Behind The Ribbon: Red Ribbon Week in High Schools

This year's theme for Red Ribbon Week is "Life is Your Journey. Travel Drug Free."

Photo Courtesy of redribbon.org

This year’s theme for Red Ribbon Week is “Life is Your Journey. Travel Drug Free.”

Cadi Wilbeck

For the week of Monday, Oct. 23 to Wednesday, Oct. 31, U.S. schools are celebrating Red Ribbon Week. Sponsored by the National Family Partnership, this event encourages kids to stay away from drug-use. It is a method of communication for adults in the community to warn kids about the importance of staying clean.

Kids can get drugs from various sources, but how they get them in high schools is not widely known.

 

“Sometimes what students are doing is getting perscription drugs, and those come from stealing from family or stores,” School Resource Officer Lynette Russell said. “Or if they buy it from Colorado, and bring it into Nebraska, it eventually gets into the schools.”

 

In a study done by the Washington Association for Substance Abuse and Violence Prevention, over 40 percent of high school students have abused alcohol and/or drugs in the U.S.

 

“Drugs at Southwest aren’t a huge issue, but in general I think they’re a problem,” freshman Brianna Rinn said. “Red Ribbon Week raises awareness and informs kids on the downsides of drugs.”

 

Red Ribbon Week was started in 1985 because of the death of Enrique Camarena.

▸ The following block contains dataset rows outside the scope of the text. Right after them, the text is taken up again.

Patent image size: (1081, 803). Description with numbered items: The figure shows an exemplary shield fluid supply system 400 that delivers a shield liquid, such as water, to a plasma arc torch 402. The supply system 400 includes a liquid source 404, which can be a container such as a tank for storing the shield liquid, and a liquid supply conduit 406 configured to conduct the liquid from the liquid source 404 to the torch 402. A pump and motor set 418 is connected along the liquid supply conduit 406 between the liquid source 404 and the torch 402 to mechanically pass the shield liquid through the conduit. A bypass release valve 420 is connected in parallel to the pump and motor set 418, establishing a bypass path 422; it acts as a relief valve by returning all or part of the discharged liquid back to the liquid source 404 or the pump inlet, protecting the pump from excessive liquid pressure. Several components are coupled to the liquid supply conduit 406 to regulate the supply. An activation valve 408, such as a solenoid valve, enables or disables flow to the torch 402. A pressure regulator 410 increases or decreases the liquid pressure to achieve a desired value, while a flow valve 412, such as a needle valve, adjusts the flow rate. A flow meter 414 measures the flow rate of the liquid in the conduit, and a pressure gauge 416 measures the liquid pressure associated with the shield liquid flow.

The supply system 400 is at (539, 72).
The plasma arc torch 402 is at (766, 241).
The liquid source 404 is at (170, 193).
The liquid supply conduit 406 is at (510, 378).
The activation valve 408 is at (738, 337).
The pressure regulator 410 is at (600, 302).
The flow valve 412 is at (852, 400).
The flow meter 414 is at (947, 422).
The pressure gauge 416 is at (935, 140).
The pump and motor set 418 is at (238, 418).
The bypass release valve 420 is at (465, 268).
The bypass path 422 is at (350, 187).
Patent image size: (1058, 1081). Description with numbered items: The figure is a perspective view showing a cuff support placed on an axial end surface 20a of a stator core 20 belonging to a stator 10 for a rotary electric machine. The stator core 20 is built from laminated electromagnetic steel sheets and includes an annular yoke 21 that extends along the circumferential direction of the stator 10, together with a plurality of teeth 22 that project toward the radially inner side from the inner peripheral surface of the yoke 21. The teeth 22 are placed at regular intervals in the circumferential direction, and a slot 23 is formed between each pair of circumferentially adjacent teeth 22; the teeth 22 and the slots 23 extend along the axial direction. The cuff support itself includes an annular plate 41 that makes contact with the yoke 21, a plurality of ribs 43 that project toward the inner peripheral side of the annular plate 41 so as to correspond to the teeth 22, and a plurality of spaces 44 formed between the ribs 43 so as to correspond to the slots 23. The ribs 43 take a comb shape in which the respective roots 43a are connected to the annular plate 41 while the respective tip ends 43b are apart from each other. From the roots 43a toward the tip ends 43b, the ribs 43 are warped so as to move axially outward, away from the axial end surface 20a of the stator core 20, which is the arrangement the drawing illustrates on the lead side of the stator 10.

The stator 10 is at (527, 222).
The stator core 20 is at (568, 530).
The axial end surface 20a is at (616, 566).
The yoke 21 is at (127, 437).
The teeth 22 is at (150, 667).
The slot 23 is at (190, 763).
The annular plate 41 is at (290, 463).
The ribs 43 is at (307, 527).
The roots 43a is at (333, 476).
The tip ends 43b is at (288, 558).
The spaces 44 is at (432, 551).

He was an undercover U.S. Drug Enforcement Administration officer who was abducted, tortured, and murdered by drug dealers while in Mexico on an assignment. People around the world were outraged, and started wearing red ribbons for Camarena around their wrists. At the time, there weren’t any prominent organizations or foundations that discouraged the use of drugs in high schools.

 

“Kids do drugs, and I think the way to make them stop doing it is to just educate them,” freshman Kolyn Beard said. “Even more than we already are. I think adults don’t want to talk about it (drug-use) enough, even though Red Ribbon Week is a really great effort.”

 

This year’s theme for Red Ribbon Week is “Life is Your Journey. Travel Drug Free.” The event’s website provides infographics, curriculum ideas for all grades as well as an online course for high school students.

 

Students parents and schools can get involved by entering a photo contest, where students, parents and staff decorate the front door of a home, school, fence or mailbox with red ribbon. Then upload the photo to social media sites. The entries with the most votes in their region will recieve an iPad and $1,000 for their home school.